I think that its being not that difficult to me to get the nerve because Im quite new in this city, so the number of persons who know me its close to cero.

aly01
06-06-2012, 03:07 PM
Way to go Naye! Sounds like you had fun, especially walking around in your heels and skirt.

AndreaCD1963
06-06-2012, 03:17 PM
Naye - Good for you! You couldn't have picked a better area in Toronto to start your first outing! Church Street business are very used to seeing us out and about! Next time you want to get out, try stopping in at Wildside (just off Church) - and down at the south end is Mandy GoodHandy's which is a very accepting place for us - in fact, WE are their speciality, and if you show up dressed they waive the cover charge :-) (at least, they did when ever I've been there). But any of the restaurants, clubs, etc along Church will fine. If you head down there on the weekend of June 23/24, or the following weekend, you'll be surrounded by TG/CD/TS - during the Pride Week! That's when I made my first outing several years ago, and it was a blast!!

For the most part, you should be ok in any area of Toronto - if you know the city then you obviously know the areas to avoid, like any urban city.
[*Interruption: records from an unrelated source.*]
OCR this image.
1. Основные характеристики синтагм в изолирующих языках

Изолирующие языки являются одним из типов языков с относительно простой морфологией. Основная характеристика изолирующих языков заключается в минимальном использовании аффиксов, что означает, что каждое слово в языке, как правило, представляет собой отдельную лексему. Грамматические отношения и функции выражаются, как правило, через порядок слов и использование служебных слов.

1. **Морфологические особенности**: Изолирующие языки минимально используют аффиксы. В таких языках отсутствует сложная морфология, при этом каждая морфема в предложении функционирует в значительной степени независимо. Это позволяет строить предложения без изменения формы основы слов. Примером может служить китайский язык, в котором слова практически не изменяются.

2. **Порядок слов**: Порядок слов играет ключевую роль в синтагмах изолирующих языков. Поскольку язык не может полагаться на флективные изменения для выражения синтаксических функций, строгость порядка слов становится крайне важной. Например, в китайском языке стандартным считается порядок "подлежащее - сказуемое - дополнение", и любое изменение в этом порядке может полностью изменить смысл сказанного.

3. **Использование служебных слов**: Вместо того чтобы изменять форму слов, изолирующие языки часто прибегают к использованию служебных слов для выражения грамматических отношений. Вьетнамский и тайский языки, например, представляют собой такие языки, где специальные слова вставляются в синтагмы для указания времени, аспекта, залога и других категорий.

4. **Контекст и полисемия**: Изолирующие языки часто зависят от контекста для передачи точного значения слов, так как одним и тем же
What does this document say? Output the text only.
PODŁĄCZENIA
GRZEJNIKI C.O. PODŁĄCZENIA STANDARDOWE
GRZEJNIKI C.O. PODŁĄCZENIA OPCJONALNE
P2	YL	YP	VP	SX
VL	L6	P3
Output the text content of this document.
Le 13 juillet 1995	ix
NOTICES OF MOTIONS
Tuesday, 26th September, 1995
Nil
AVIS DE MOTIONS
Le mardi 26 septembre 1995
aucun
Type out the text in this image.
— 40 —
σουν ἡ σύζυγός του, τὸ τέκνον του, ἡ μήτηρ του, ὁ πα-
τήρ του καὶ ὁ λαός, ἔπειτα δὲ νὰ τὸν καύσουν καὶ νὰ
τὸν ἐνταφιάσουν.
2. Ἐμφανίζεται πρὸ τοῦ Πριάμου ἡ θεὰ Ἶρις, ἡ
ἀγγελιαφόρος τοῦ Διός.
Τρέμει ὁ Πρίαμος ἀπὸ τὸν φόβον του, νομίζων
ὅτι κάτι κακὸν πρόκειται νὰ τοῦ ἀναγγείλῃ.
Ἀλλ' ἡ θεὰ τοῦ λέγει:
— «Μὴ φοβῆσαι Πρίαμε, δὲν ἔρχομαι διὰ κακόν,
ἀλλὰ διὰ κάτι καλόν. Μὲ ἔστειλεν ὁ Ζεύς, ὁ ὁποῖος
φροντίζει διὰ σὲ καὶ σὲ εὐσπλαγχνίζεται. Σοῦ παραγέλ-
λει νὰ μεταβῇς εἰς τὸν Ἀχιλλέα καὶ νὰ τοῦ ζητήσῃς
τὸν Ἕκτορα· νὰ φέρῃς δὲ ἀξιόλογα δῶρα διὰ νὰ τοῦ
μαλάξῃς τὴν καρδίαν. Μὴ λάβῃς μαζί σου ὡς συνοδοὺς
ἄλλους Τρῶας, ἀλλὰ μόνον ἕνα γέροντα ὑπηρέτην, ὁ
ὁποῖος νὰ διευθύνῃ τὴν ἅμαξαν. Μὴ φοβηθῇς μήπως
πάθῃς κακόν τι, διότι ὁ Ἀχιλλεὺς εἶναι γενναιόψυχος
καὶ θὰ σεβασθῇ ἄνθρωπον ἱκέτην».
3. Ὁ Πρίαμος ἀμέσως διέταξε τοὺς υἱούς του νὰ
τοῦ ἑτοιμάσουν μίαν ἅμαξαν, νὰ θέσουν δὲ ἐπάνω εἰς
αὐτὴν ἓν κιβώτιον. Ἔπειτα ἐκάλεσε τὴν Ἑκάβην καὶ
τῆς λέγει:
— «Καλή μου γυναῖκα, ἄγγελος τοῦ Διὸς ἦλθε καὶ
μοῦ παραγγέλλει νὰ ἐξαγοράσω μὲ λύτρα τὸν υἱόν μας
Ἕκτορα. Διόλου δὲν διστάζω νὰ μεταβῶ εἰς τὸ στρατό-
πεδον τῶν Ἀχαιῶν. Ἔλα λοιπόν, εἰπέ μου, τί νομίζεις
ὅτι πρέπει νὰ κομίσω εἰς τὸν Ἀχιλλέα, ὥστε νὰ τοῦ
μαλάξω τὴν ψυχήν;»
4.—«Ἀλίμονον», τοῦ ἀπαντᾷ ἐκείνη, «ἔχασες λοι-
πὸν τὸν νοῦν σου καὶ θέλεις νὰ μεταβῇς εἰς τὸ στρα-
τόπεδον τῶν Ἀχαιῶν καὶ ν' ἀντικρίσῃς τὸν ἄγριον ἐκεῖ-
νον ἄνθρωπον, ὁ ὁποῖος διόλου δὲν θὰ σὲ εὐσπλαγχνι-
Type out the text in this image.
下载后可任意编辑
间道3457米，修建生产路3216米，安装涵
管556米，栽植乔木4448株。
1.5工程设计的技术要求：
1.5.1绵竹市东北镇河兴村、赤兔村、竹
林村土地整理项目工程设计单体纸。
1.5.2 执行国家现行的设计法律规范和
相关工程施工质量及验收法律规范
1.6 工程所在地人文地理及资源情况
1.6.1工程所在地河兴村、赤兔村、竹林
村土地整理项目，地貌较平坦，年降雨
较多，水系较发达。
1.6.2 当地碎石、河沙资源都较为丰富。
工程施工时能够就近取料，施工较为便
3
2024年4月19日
But as some of the others have suggested, always be alert and safe, especially alone in dark parks etc.

To add a little more thought - a few years ago I went out for dinner and a movie ... in WOODBRIDGE! Dinner at the Swiss Chalet, and then a movie a that big flying saucer place at 7 / 400 (the name escapes me) ... with NO problems at all. I kinda thought Woodbridge might present a problem, but nope, it was ok too.

I guess what I'm trying to say is Toronto and the surrounding area are all good :-)

Barbara Ella
06-06-2012, 03:30 PM
What a wonderful night out. You are finding the best way to do anything. Keeping safety in mind, just let the dressing and the going places come to you as it feels right. Good to have your focus on the bar failure, and not on the femme outing, then you just do what feels natural and right. That is my big thing right now, as I tend to try to plan things way too closely, and maybe i am missing the joy of the moment, and just being.

What the heck, we are all new at this to some extent, and learning. I am so happy you had a wonderful experience.